Religious Jews pray at the Western Wall.
(photo credit: REUTERS)
The Jerusalem District Court on Wednesday convicted former security guard Hadi Kabalan, “The Kotel shooter,” of murdering 46-year-old Doron Ben-Chelouche during his June 21, 2013, visit to the Western Wall.
The prosecution told judges Zvi Segal, Ben-Tzion Greenberger and Arnon Darel in January 2014 that Kabalan had previously met his victim, potentially negating the defense that he might have confused him with being a Muslim terrorist and proving that Kabalan had murdered Ben- Chelouche in cold blood.

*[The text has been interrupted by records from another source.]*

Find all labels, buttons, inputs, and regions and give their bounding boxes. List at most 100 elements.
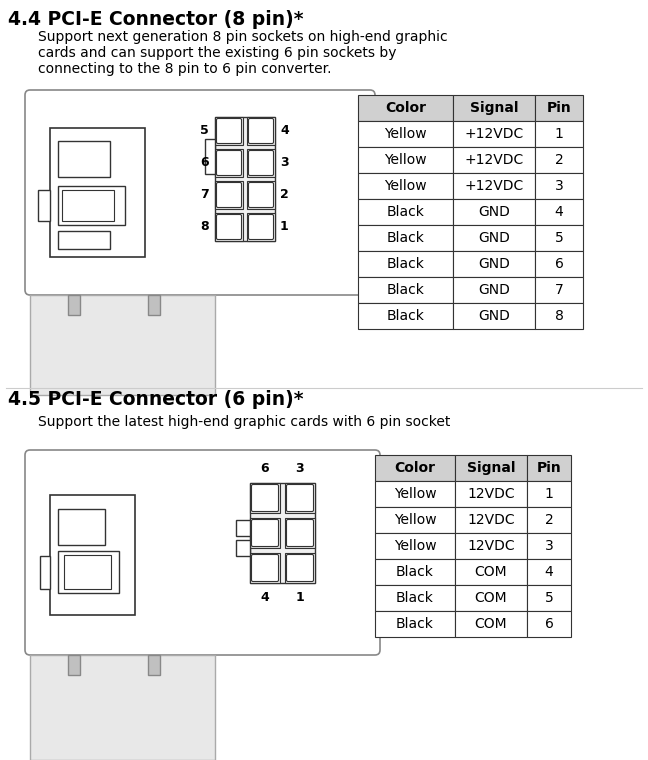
Bar xyxy=(58,231,110,249)
Bar xyxy=(453,121,535,147)
Bar xyxy=(30,295,215,395)
Text: 4.5 PCI-E Connector (6 pin)*: 4.5 PCI-E Connector (6 pin)* xyxy=(8,390,303,409)
Text: Black: Black xyxy=(396,565,434,579)
Text: Black: Black xyxy=(387,257,424,271)
Bar xyxy=(250,518,280,548)
Bar xyxy=(30,655,215,760)
Text: Yellow: Yellow xyxy=(384,153,427,167)
Text: GND: GND xyxy=(478,205,510,219)
Bar xyxy=(236,540,250,556)
Text: 1: 1 xyxy=(555,127,564,141)
Text: 3: 3 xyxy=(295,462,305,475)
Text: Yellow: Yellow xyxy=(394,513,436,527)
Bar xyxy=(285,553,315,583)
FancyBboxPatch shape xyxy=(286,520,314,546)
Text: 3: 3 xyxy=(280,157,288,169)
Bar xyxy=(375,611,455,637)
FancyBboxPatch shape xyxy=(248,214,273,239)
Bar xyxy=(358,277,453,303)
Text: 12VDC: 12VDC xyxy=(467,513,515,527)
Text: 4: 4 xyxy=(555,205,563,219)
Text: Yellow: Yellow xyxy=(384,179,427,193)
Bar xyxy=(38,190,50,221)
Bar xyxy=(247,181,275,209)
Bar xyxy=(453,199,535,225)
Text: 6: 6 xyxy=(555,257,564,271)
Bar xyxy=(455,611,527,637)
Bar xyxy=(236,520,250,536)
Bar xyxy=(453,173,535,199)
Bar xyxy=(285,483,315,513)
Bar xyxy=(455,481,527,507)
Text: Black: Black xyxy=(396,591,434,605)
FancyBboxPatch shape xyxy=(248,182,273,207)
Text: 4: 4 xyxy=(260,591,270,604)
Bar xyxy=(455,559,527,585)
Bar xyxy=(215,213,243,241)
Text: 5: 5 xyxy=(544,591,553,605)
Text: 6: 6 xyxy=(260,462,270,475)
Bar xyxy=(375,585,455,611)
Bar xyxy=(358,121,453,147)
Bar xyxy=(215,181,243,209)
Bar xyxy=(358,147,453,173)
Bar xyxy=(58,141,110,177)
Bar xyxy=(535,95,583,121)
FancyBboxPatch shape xyxy=(251,485,279,511)
FancyBboxPatch shape xyxy=(216,119,242,144)
Text: connecting to the 8 pin to 6 pin converter.: connecting to the 8 pin to 6 pin convert… xyxy=(38,62,332,76)
Text: Support next generation 8 pin sockets on high-end graphic: Support next generation 8 pin sockets on… xyxy=(38,30,448,44)
Bar xyxy=(358,225,453,251)
Text: 1: 1 xyxy=(280,220,289,233)
FancyBboxPatch shape xyxy=(216,214,242,239)
Text: Signal: Signal xyxy=(470,101,518,115)
Text: COM: COM xyxy=(475,565,507,579)
Text: Yellow: Yellow xyxy=(384,127,427,141)
Bar xyxy=(527,507,571,533)
Bar xyxy=(453,147,535,173)
Bar xyxy=(527,559,571,585)
Text: 1: 1 xyxy=(295,591,305,604)
Bar xyxy=(527,481,571,507)
Text: Support the latest high-end graphic cards with 6 pin socket: Support the latest high-end graphic card… xyxy=(38,415,450,429)
Bar xyxy=(527,585,571,611)
FancyBboxPatch shape xyxy=(216,182,242,207)
Text: 2: 2 xyxy=(544,513,553,527)
Text: 7: 7 xyxy=(555,283,563,297)
Text: 1: 1 xyxy=(544,487,553,501)
Text: 6: 6 xyxy=(200,157,209,169)
Bar xyxy=(68,655,80,675)
Bar xyxy=(285,518,315,548)
Text: GND: GND xyxy=(478,309,510,323)
Bar xyxy=(50,128,145,257)
Text: 5: 5 xyxy=(200,125,209,138)
Bar xyxy=(205,139,215,173)
FancyBboxPatch shape xyxy=(286,555,314,581)
Text: 5: 5 xyxy=(555,231,563,245)
FancyBboxPatch shape xyxy=(25,450,380,655)
Bar xyxy=(455,585,527,611)
Text: Black: Black xyxy=(387,283,424,297)
FancyBboxPatch shape xyxy=(286,485,314,511)
Bar xyxy=(535,173,583,199)
Text: +12VDC: +12VDC xyxy=(465,153,524,167)
Bar xyxy=(50,495,135,615)
Text: COM: COM xyxy=(475,617,507,631)
Text: 3: 3 xyxy=(544,539,553,553)
FancyBboxPatch shape xyxy=(248,119,273,144)
Text: 8: 8 xyxy=(200,220,209,233)
Text: 3: 3 xyxy=(555,179,563,193)
Bar xyxy=(535,147,583,173)
Text: Color: Color xyxy=(395,461,435,475)
Bar xyxy=(215,117,275,241)
Text: Black: Black xyxy=(396,617,434,631)
Bar xyxy=(64,556,111,590)
Text: GND: GND xyxy=(478,283,510,297)
Bar xyxy=(455,507,527,533)
Bar xyxy=(250,483,315,583)
Text: 2: 2 xyxy=(280,188,289,201)
Bar xyxy=(358,173,453,199)
Bar xyxy=(247,213,275,241)
Bar xyxy=(58,509,105,546)
Bar xyxy=(148,295,160,315)
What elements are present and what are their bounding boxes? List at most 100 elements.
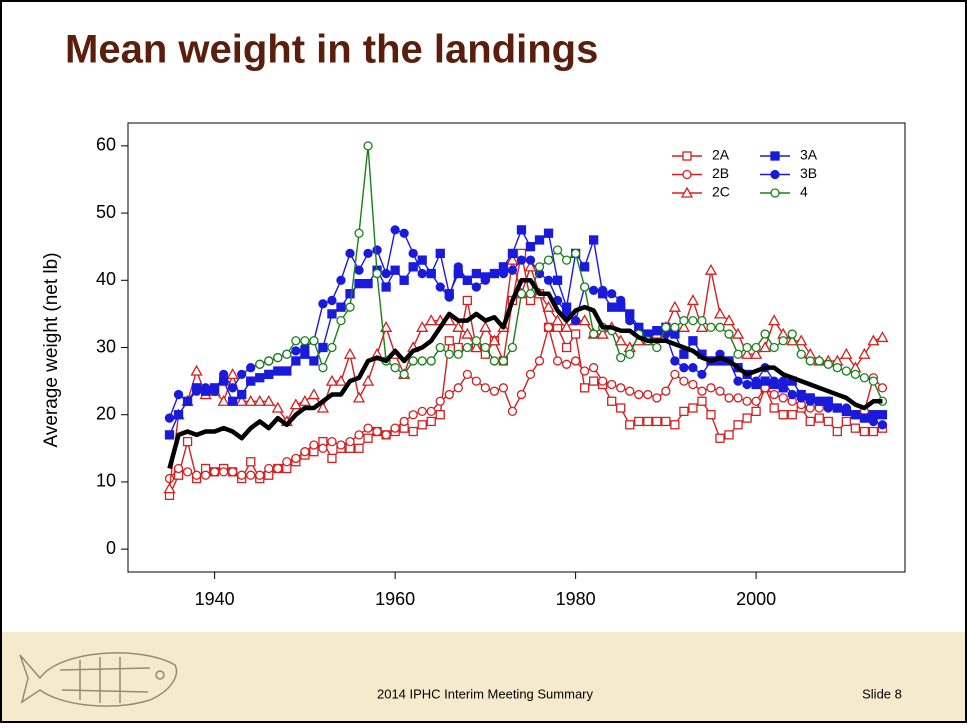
- marker: [607, 302, 617, 312]
- marker: [318, 443, 328, 453]
- marker: [336, 302, 346, 312]
- marker: [715, 386, 725, 396]
- marker: [498, 356, 509, 366]
- marker: [399, 416, 409, 427]
- marker: [237, 369, 247, 380]
- marker: [688, 315, 698, 326]
- marker: [760, 329, 770, 339]
- marker: [759, 341, 772, 353]
- marker: [173, 389, 184, 400]
- marker: [327, 309, 337, 319]
- marker: [841, 366, 851, 376]
- marker: [426, 406, 436, 417]
- marker: [435, 396, 445, 406]
- marker: [643, 389, 653, 400]
- marker: [182, 436, 193, 447]
- legend-entry: 4: [760, 184, 808, 200]
- marker: [778, 336, 788, 346]
- marker: [751, 342, 761, 353]
- marker: [164, 430, 175, 440]
- legend-entry: 2B: [672, 165, 729, 181]
- marker: [706, 322, 716, 332]
- marker: [408, 248, 418, 259]
- marker: [634, 416, 644, 427]
- marker: [390, 423, 400, 433]
- series: [255, 141, 888, 406]
- marker: [859, 373, 870, 383]
- marker: [543, 228, 554, 238]
- marker: [733, 349, 743, 359]
- marker: [416, 320, 429, 332]
- marker: [751, 376, 761, 386]
- marker: [246, 376, 256, 386]
- marker: [163, 482, 176, 494]
- marker: [354, 265, 364, 275]
- marker: [543, 255, 554, 265]
- marker: [264, 369, 274, 380]
- marker: [796, 393, 806, 403]
- marker: [679, 315, 689, 326]
- marker: [237, 389, 247, 400]
- marker: [579, 262, 590, 272]
- marker: [471, 268, 481, 279]
- marker: [733, 376, 743, 386]
- marker: [244, 394, 257, 406]
- marker: [751, 406, 761, 417]
- marker: [697, 386, 707, 396]
- marker: [307, 388, 321, 400]
- marker: [570, 329, 581, 339]
- marker: [372, 268, 382, 279]
- marker: [226, 368, 239, 380]
- marker: [363, 248, 373, 259]
- marker: [561, 255, 572, 265]
- marker: [876, 331, 889, 343]
- y-tick-label: 60: [96, 135, 116, 155]
- marker: [695, 320, 709, 332]
- x-tick-label: 1980: [556, 589, 596, 609]
- series-line: [259, 145, 884, 402]
- marker: [435, 282, 445, 292]
- marker: [805, 396, 815, 406]
- marker: [740, 347, 754, 359]
- marker: [262, 394, 275, 406]
- marker: [282, 457, 292, 467]
- legend-label: 2A: [712, 147, 730, 163]
- marker: [291, 356, 301, 366]
- marker: [507, 342, 518, 353]
- marker: [749, 347, 763, 359]
- marker: [506, 253, 519, 265]
- marker: [770, 188, 780, 198]
- marker: [336, 315, 346, 326]
- marker: [209, 467, 220, 477]
- marker: [235, 394, 248, 406]
- marker: [778, 410, 788, 420]
- marker: [164, 473, 175, 484]
- marker: [552, 245, 563, 255]
- marker: [354, 430, 364, 440]
- marker: [832, 363, 842, 373]
- marker: [291, 453, 301, 464]
- marker: [561, 342, 572, 353]
- marker: [768, 314, 781, 326]
- marker: [625, 349, 635, 359]
- marker: [670, 322, 680, 332]
- marker: [552, 275, 563, 285]
- marker: [832, 426, 842, 437]
- marker: [598, 285, 608, 296]
- marker: [327, 453, 337, 464]
- legend-entry: 2A: [672, 147, 730, 163]
- marker: [435, 410, 445, 420]
- marker: [570, 356, 581, 366]
- marker: [823, 416, 833, 427]
- marker: [652, 326, 662, 336]
- series-line: [167, 278, 883, 470]
- marker: [462, 369, 472, 380]
- marker: [589, 363, 599, 373]
- marker: [625, 315, 635, 326]
- marker: [552, 356, 563, 366]
- marker: [291, 346, 301, 356]
- marker: [769, 342, 779, 353]
- marker: [336, 440, 346, 450]
- marker: [661, 322, 671, 332]
- marker: [670, 369, 680, 380]
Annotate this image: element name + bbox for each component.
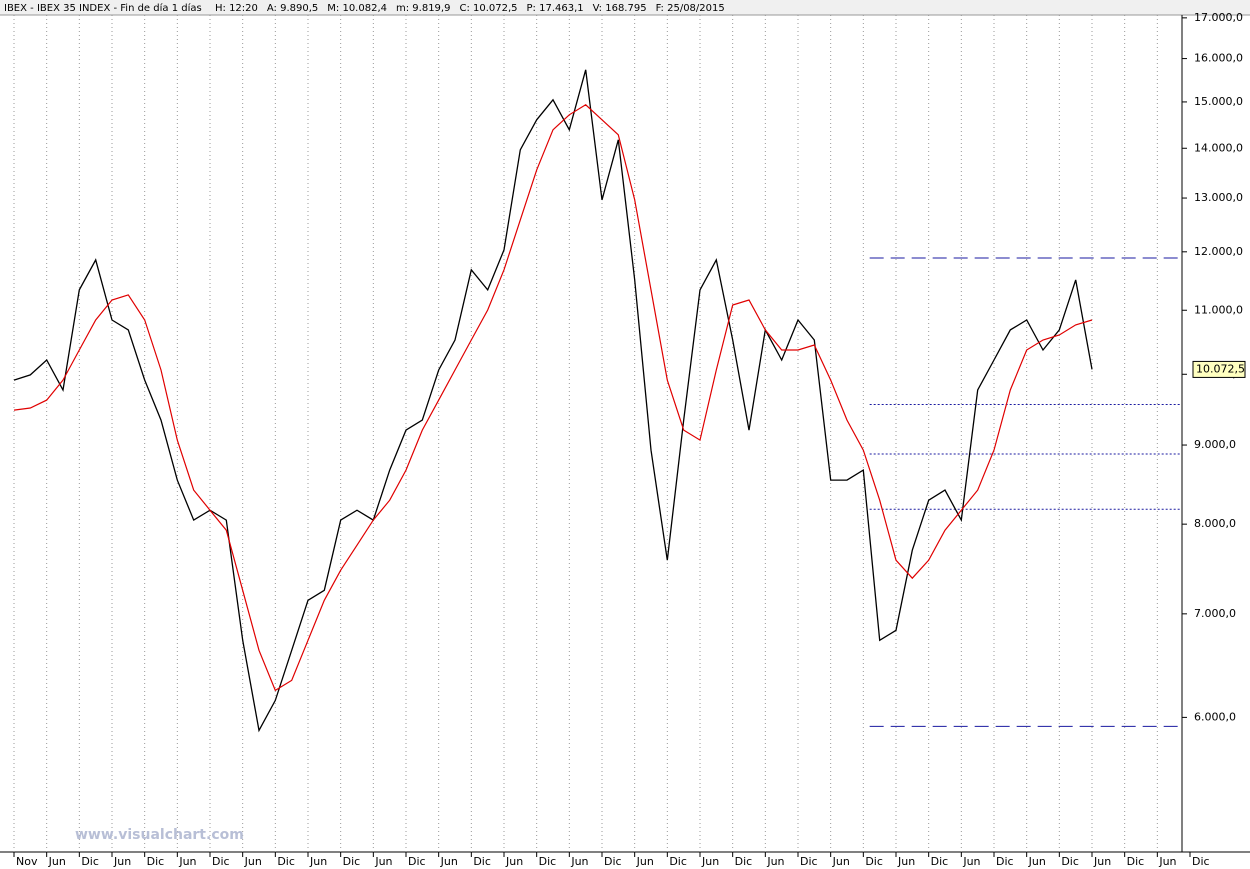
x-tick-label: Jun: [766, 855, 784, 868]
y-tick-label: 17.000,0: [1194, 11, 1243, 24]
x-tick-label: Dic: [212, 855, 230, 868]
y-tick-label: 12.000,0: [1194, 245, 1243, 258]
x-tick-label: Dic: [865, 855, 883, 868]
x-tick-label: Dic: [1192, 855, 1210, 868]
plot: [13, 69, 1180, 733]
series-line: [13, 69, 1093, 733]
price-tag: 10.072,5: [1196, 362, 1245, 375]
x-tick-label: Jun: [570, 855, 588, 868]
x-tick-label: Dic: [147, 855, 165, 868]
header-field: m: 9.819,9: [396, 3, 450, 14]
x-tick-label: Jun: [48, 855, 66, 868]
x-tick-label: Jun: [505, 855, 523, 868]
header-field: V: 168.795: [593, 3, 647, 14]
x-tick-label: Dic: [931, 855, 949, 868]
y-tick-label: 8.000,0: [1194, 517, 1236, 530]
x-tick-label: Dic: [1127, 855, 1145, 868]
x-tick-label: Jun: [897, 855, 915, 868]
header-bar: [0, 0, 1250, 15]
x-tick-label: Jun: [636, 855, 654, 868]
x-tick-label: Jun: [440, 855, 458, 868]
x-tick-label: Dic: [539, 855, 557, 868]
x-tick-label: Jun: [178, 855, 196, 868]
header-title: IBEX - IBEX 35 INDEX - Fin de día 1 días: [4, 2, 202, 14]
x-tick-label: Dic: [800, 855, 818, 868]
y-tick-label: 7.000,0: [1194, 607, 1236, 620]
header-field: F: 25/08/2015: [656, 3, 725, 14]
x-tick-label: Nov: [16, 855, 38, 868]
x-tick-label: Jun: [832, 855, 850, 868]
y-tick-label: 11.000,0: [1194, 303, 1243, 316]
header-field: M: 10.082,4: [327, 3, 387, 14]
y-tick-label: 9.000,0: [1194, 438, 1236, 451]
x-tick-label: Dic: [1061, 855, 1079, 868]
x-tick-label: Jun: [113, 855, 131, 868]
x-tick-label: Jun: [962, 855, 980, 868]
x-tick-label: Dic: [669, 855, 687, 868]
x-tick-label: Dic: [996, 855, 1014, 868]
y-tick-label: 13.000,0: [1194, 191, 1243, 204]
x-tick-label: Jun: [1158, 855, 1176, 868]
x-tick-label: Dic: [604, 855, 622, 868]
x-tick-label: Jun: [701, 855, 719, 868]
x-tick-label: Dic: [277, 855, 295, 868]
watermark: www.visualchart.com: [75, 827, 244, 843]
x-tick-label: Dic: [81, 855, 99, 868]
x-tick-label: Dic: [735, 855, 753, 868]
header-field: H: 12:20: [215, 3, 258, 14]
x-tick-label: Dic: [473, 855, 491, 868]
price-tag-box: [1192, 360, 1246, 378]
x-tick-label: Jun: [374, 855, 392, 868]
header-field: A: 9.890,5: [267, 3, 318, 14]
x-tick-label: Dic: [408, 855, 426, 868]
x-tick-label: Jun: [244, 855, 262, 868]
x-tick-label: Jun: [309, 855, 327, 868]
y-tick-label: 15.000,0: [1194, 95, 1243, 108]
header-field: C: 10.072,5: [459, 3, 517, 14]
series-line: [13, 104, 1093, 692]
x-tick-label: Jun: [1093, 855, 1111, 868]
y-tick-label: 16.000,0: [1194, 52, 1243, 65]
x-tick-label: Jun: [1028, 855, 1046, 868]
y-tick-label: 14.000,0: [1194, 141, 1243, 154]
x-tick-label: Dic: [343, 855, 361, 868]
header-field: P: 17.463,1: [527, 3, 584, 14]
y-tick-label: 6.000,0: [1194, 710, 1236, 723]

The indictment, filed on July 4, 2013, said Kabalan and another guard checked Ben-Chelouche at the security checkpoint when he arrived at the Western Wall area, as he did on a daily basis.
After the check, Ben-Chelouche yelled at the two security guards and used a racial slur against them for being Druse.
The security guards continued their work, during which Kabalan asked two other guards if they would give him NIS 1,000 if he killed Ben-Chelouche and said, “I’ll kill him.”
When Ben-Chelouche walked by the checkpoint later, Kabalan followed him into a nearby clearing near the bathrooms, and when he was meters away opened fire.
Kabalan fired at the center of Ben- Chelouche’s body 14 times, while coming closer and closer to him, and did not stop firing until his magazine was empty.
The police originally thought the shooting may have been the result of a case of mistaken identity.
Kabalan had said he shot Ben-Chelouche to death because the 46-year-old shouted “Allahu akbar” and reached into his pocket, thus leading him to believe that Ben- Chelouche was a terrorist with a bomb.
But none of the witnesses nearby heard Ben-Chelouche call out “Allahu akbar,” and all of the testimony from regulars in the area indicated that while Ben-Chelouche was a controversial character, he was completely benign.
The court noted that the place where Kabalan shot Ben-Chelouche was a clearing empty of people, making it seem unlikely that Ben-Chelouche appeared to be about to blow himself up, if his goal were to kill many people.
Next, the court rejected the idea that other aspects of Ben-Chelouche’s appearance and accessories, which Kabalan said he thought indicated Ben-Chelouche had a bomb, could reasonably indicate his being a terrorist or justify Kabalan’s shooting him.